Evidence on the ground

So, yes, the government’s ambitious plans seem stalled and their pre-packaged consortium lacking in progress. However, private enterprises (much the same as we have seen across the water) appear to be at least moving forward. Another rocket manufacturer appears to have at least satisfied the space industry that it is making significant moves towards UK’s launch ambitions. Edinburgh-based Skyrora constantly pour out news updates. This includes some impressive videos of their rocket engine tests at their site based near to their Edinburgh HQ. Test launches using scaled-down hardware also feature in their videos.

Skyrora rocket
Skyrora test launch

At the same time, the site earmarked for launch on the isle of Unst in the Shetlands evidences significant progress. This holds especially compared to the government (and UK Space Agency) supported Sutherland Spaceport. Unst welcomes a constant stream of launch clients. In addition to ABL Space Systems (via Lockheed Martin), they attracted German-based HyImpulse Technologies and potentially Skyrora.

Mainland Europe’s options

The rest of Europe shows very little movement in any launch plans. Geography trumps desire in this case. A launch requires a clear line of sight that passes over no residential areas. Very few locations across mainland Europe allow for that to happen. Some countries such as Sweden and Norway, already have launch facilities. Sweden’s, for example, dates back to the 1960s. But those mostly launch small testing/sounding rockets. They cannot gear up for any significantly sized launch vehicles.

Germany has a plethora of new (and old) rocket manufacturers, but nowhere to launch them from. They have spoken recently about creating a launch facility in the North Sea, but to date, nothing has really come of that.

So we can see just how well positioned the UK is to lead Europe’s launch activities and to start reducing reliance on the USA. We just need the government to know that as well.

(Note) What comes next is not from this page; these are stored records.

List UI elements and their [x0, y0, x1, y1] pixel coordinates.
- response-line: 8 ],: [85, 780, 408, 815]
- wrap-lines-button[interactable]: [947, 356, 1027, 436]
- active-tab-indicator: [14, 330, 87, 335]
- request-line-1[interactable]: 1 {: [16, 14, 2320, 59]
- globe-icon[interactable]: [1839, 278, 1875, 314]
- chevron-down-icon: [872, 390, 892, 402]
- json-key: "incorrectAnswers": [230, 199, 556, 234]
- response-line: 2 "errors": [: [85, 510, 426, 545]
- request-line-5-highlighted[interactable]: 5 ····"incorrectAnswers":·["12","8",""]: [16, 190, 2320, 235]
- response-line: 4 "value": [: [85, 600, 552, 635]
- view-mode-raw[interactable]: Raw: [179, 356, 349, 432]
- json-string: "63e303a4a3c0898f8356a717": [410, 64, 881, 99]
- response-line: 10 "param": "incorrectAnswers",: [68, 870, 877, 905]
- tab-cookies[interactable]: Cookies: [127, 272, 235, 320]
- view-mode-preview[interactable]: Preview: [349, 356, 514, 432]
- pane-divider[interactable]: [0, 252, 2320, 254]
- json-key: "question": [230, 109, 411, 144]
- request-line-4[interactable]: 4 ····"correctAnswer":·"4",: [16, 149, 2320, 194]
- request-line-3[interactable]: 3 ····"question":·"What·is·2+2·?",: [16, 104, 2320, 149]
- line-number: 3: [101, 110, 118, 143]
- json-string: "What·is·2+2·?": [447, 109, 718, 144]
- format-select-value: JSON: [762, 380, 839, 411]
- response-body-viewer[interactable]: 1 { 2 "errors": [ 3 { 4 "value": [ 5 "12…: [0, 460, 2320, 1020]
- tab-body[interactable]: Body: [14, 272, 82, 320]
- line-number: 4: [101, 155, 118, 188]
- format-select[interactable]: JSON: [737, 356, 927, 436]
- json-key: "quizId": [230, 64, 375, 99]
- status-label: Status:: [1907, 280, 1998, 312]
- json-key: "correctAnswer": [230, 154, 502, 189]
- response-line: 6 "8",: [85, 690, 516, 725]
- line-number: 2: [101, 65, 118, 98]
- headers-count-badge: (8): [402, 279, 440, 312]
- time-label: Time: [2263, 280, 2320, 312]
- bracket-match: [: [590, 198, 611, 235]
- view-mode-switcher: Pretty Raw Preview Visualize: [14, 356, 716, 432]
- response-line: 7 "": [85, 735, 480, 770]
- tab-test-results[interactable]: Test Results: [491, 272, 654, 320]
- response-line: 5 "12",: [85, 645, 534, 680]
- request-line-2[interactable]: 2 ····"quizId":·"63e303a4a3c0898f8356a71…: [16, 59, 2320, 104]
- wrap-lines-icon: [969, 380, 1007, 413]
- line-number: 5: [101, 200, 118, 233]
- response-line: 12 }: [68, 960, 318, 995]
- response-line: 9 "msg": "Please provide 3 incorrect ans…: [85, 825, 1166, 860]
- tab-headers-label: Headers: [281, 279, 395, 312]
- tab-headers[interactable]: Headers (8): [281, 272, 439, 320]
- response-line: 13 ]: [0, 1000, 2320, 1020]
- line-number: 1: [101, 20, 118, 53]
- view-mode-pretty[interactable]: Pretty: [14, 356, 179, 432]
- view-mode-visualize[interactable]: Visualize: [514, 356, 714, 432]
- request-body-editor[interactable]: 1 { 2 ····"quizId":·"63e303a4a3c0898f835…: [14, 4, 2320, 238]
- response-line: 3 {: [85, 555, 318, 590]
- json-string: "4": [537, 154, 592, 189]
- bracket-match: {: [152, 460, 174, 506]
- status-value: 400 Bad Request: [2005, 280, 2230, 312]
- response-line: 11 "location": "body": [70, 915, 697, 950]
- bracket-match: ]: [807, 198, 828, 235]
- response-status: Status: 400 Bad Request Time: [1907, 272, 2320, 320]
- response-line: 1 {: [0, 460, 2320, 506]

How the mighty have fallen

Not only have we seen private enterprises take the global space sector to whole new levels, but we have also seen one of the world’s greatest space fairing nations completely fall from grace and enter into self-destruct mode in a spectacular fashion. Russia had been at the forefront of space technology for decades – although much of what they claim to be homegrown technology actually originated in Ukraine. However, their invasion of the very country that likely made them what they are, has angered the rest of the world and turned them into a pariah state, with pretty much no countries (of any standing) willing to work with them on space projects. Yes, they have retained their seats onboard the International Space Station, but for how long is anyone’s guess. They were a key competitor in the first space race, but have made themselves increasingly irrelevant this time.